DH Final – Cirrus and DuffyPosted: December 8, 2011
The World’s Wife
In our group’s evaluation of Duffy’s two volumes using Voyant, we found that applying Cirrus to the two collections yielded some interesting results, especially in highlighting certain thematic differences between the two poetry collections. In the Cirrus depiction of both volumes together, there were certain groups of words that were all related to each other. We noticed that there were several body parts among the most frequently mentioned words, as well as several different colors. Along these body parts were “eyes,” “hands,” “face,” “head,” and “lips,” all of which appeared in the Cirrus collective depiction of the two books. The picture also included colors such as, “blue,” “black,” “red,” “gold,” and “white” which also marks a frequent theme in Duffy’s writing.

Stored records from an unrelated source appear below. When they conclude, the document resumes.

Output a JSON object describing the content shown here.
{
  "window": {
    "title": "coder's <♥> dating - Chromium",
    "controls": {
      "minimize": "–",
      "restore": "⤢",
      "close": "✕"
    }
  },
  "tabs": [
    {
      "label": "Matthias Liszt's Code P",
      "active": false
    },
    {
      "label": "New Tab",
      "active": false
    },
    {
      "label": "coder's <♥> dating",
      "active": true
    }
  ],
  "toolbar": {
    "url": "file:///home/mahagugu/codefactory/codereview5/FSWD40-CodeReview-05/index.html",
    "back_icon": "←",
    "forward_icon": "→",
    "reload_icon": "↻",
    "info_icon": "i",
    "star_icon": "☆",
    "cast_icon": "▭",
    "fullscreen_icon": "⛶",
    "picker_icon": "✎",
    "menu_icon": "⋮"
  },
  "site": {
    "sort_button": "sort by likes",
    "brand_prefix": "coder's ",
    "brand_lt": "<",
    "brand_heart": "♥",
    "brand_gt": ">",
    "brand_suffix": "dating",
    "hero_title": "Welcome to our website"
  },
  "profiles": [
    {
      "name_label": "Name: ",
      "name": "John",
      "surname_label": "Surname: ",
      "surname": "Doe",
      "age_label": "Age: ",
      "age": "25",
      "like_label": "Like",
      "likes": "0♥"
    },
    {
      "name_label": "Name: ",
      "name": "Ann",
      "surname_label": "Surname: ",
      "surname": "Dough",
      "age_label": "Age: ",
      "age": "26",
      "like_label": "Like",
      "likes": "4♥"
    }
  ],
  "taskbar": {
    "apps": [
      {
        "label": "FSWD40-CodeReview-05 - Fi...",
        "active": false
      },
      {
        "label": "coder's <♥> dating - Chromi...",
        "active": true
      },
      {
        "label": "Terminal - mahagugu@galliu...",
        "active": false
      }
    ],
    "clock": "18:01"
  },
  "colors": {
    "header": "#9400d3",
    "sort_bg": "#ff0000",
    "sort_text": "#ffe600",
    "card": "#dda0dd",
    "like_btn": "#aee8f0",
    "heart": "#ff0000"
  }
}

However, when we divided the two volumes and examined the separate Cirrus feedback, we saw a clear correspondence between the words that appear most often in each volume, and that volume’s corresponding themes. The words that appeared in the Mean Time Cirrus portrayal were often related to the themes of nostalgia and memory. These included words like “dream,” “home,” “time,” and “away” all of which seem to allude to the somewhat mournful tone that is so prevalent in the poems. The word “away” we found to be especially revealing in that it not only hints at the nostalgic perspective of the collection but also at the often grieving tone that Duffy seems to associate with constant change and the passage of time.

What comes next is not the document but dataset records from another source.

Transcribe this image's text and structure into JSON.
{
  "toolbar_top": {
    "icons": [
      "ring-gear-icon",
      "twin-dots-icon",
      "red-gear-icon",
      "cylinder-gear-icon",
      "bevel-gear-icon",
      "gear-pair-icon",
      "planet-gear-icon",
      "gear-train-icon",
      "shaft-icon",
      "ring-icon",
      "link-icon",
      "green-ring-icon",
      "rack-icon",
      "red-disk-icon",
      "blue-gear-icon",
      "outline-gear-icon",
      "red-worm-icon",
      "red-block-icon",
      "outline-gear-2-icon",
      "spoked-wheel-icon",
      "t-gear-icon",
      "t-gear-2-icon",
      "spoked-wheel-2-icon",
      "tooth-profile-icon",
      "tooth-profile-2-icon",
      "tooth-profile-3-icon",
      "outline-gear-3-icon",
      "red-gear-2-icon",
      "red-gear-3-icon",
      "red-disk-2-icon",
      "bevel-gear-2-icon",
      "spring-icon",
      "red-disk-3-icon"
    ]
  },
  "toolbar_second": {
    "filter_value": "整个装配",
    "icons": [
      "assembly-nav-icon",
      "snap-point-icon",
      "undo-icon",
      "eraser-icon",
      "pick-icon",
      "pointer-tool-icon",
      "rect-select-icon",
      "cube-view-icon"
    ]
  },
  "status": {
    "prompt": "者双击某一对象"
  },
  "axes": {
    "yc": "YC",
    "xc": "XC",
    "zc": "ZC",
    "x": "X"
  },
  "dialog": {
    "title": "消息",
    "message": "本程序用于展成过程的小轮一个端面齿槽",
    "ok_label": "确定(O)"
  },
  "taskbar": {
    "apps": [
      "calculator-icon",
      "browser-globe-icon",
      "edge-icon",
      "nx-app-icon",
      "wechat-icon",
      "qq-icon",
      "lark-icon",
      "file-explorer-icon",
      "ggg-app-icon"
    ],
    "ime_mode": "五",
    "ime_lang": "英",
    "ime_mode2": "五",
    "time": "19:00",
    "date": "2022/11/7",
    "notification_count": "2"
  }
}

On the other hand, we came to realize that most of the colors that appeared in the common Cirrus depiction were especially important in the World’s Wife Cirrus picture, and completely absent in the Mean Time picture. We decided that this again related back to Duffy’s original assessment of her two collections. When she likened The World’s Wife to “popular entertainment” referring to the volume’s accessibility. In creative writing, especially poetry, color descriptions are considered the most basic and easy to comprehend. Describing the color of something is a concrete attribute that is both easy for the author to convey, and easy for the reader to imagine. Thus, it is not the most complex form of physical description. However, in Mean Time, many of the words in the Cirrus picture refer to light and darkness, and other more abstract forms of imagery. Describing something as dynamic as light is a much more difficult concept for a writer than describing the color of something. This again relates to the more complex tone and language that is included in Mean Time as opposed to the simplicity and accessibility that is found in The World’s Wife. Thus, using Cirrus we were able to further investigate Duffy’s original evaluation of her two poetry collections, using the digital tool to elaborate on our own observations.